Joceli – Eu tenho uma opinião formada sobre isso. Imaginem que os dois subam. Se neste momento já está difícil de buscar recursos, imaginem só na 1ª divisão. Teria que ser um clube só. Porém, a coisa tem que ser bem feita, não de boca. Ah, mas com a rivalidade não dá certo. Como é que deu certo em Joinville e em Criciúma, onde entre Metropol e Comerciário era a maior guerra. Hoje, tem um Criciúma e uma torcida forte. A richa entre Ferroviário e Hercílio acabaria em oito ou dez anos. O Anibal Costa é um estádio maravilhoso, confortável, que comporta qualquer tipo de jogo. Treinaria lá embaixo (Domingos Gonzalez) e jogaria aqui. E a cidade se voltaria para o novo clube que levaria o nome da cidade, logicamente. Cores? Esqueçam cores. Faz com uma cor diferente e pronto. O Criciúma não fez uma cor diferente?
 
Notisul – Na última terça-feira, você chegou a anunciar a sua saída do clube e só mudou de ideia depois do presidente lhe dar algumas garantias. Quais foram os seus reais motivos? 

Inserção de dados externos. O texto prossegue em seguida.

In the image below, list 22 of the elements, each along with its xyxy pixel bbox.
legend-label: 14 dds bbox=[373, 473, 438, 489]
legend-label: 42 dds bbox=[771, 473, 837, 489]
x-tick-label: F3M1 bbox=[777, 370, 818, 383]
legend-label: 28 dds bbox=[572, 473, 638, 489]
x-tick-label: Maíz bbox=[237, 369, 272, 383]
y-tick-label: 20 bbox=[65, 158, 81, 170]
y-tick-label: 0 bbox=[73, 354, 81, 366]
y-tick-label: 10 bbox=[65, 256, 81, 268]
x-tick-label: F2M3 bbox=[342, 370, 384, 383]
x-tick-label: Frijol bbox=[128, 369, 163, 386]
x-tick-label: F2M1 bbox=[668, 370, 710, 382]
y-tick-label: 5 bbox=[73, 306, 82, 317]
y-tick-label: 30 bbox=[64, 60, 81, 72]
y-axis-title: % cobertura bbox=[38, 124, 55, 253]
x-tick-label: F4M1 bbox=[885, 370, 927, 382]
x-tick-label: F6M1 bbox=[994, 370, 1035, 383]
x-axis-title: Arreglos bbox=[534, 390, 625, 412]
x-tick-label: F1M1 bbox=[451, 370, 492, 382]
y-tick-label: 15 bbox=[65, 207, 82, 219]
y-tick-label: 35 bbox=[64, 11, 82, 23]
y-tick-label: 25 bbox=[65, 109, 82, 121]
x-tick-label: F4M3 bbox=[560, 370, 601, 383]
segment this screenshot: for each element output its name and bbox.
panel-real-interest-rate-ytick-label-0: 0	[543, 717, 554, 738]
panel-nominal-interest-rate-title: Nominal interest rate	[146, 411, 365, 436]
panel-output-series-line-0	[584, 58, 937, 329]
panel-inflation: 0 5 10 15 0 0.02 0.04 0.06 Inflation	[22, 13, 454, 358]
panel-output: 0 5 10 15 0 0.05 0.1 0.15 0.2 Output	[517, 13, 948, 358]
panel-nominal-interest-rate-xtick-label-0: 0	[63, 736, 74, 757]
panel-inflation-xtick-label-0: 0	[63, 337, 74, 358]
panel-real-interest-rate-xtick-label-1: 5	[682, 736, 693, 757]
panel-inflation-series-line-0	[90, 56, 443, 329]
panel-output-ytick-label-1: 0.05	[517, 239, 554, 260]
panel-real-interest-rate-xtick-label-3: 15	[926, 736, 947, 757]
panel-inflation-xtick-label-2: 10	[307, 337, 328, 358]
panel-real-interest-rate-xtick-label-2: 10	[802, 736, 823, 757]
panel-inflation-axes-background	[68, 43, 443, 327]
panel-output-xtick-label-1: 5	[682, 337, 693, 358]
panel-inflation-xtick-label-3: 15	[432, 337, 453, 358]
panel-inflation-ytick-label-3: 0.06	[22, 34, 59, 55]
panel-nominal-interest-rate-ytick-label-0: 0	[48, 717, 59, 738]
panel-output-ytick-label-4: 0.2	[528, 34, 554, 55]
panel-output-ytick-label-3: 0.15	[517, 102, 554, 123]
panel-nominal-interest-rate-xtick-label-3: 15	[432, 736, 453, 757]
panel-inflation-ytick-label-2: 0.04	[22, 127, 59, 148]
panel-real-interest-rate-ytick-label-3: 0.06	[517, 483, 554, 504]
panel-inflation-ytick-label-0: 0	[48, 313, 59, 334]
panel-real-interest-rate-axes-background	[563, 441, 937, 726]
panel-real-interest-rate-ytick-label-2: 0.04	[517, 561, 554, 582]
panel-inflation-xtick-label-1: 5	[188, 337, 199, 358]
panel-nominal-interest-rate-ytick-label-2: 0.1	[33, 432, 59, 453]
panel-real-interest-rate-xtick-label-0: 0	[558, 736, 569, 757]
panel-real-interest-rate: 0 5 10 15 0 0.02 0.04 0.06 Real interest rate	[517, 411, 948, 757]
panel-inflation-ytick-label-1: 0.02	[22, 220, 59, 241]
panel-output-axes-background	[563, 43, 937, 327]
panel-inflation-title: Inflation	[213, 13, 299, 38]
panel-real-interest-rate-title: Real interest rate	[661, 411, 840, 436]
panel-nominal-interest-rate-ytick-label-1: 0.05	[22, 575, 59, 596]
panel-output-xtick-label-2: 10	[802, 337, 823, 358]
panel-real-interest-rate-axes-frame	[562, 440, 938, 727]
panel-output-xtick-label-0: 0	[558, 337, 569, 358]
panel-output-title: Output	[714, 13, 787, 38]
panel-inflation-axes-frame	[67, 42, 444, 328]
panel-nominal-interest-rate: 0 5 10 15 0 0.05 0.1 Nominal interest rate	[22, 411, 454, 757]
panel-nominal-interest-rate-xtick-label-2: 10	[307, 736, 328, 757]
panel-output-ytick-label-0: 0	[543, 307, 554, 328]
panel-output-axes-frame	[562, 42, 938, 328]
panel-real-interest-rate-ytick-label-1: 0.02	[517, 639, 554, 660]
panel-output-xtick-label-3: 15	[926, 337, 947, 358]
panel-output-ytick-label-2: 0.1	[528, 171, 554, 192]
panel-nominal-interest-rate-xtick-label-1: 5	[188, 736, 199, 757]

Joceli – A grande verdade é que na outra semana já não estava legal. Eu disse à diretoria que não tinha medo de não receber. Tenho certeza que receberei no final do mês e os jogadores também. O problema é estrutura, é o dia-a-dia de trabalho, era a cozinha, outro dia não conseguiram ônibus, jogadores morando em hotel com família. Pedi pra alugar quitinetes, pois uns têm bebês e precisam lavar as roupas deles. Acho ridículo o profissional morar embaixo de arquibancada. Para a base, tudo bem. Então, tudo isso bate no treinador. Eu tenho que ter condições de trabalho, e eu não estava tendo. E tudo isso culminou na terça-feira, quando chegamos e não tinha café por causa de uma briguinha de funcionários. Como é que vou treinar os atletas se não tomaram café? Ali foi a gota d’água. E eu disse: vamos parar por aqui que é melhor. Contratem outro profissional que aceite isso. Hoje, o clube está tentando dar a volta por cima. Todos os dias, cinco, oito, dez dirigentes estão aqui em busca de algo pro clube. Isso deveria ter sido feito há mais tempo. O futebol tem que ser profissional. Acabou o tempo do amadorismo. O clube hoje precisa de um gerentão para que o treinador só pense em treinar. Meus jogadores estando bem eu também estou bem. Eu não quero apartamento. Eu quero que arrumem para os jogadores. Eles é que têm que vir para cá, vestir o uniforme com vontade de e sentir-se bem. Isso reflete em campo. 
 
Notisul – Qual a sua expectativa para os clássicos?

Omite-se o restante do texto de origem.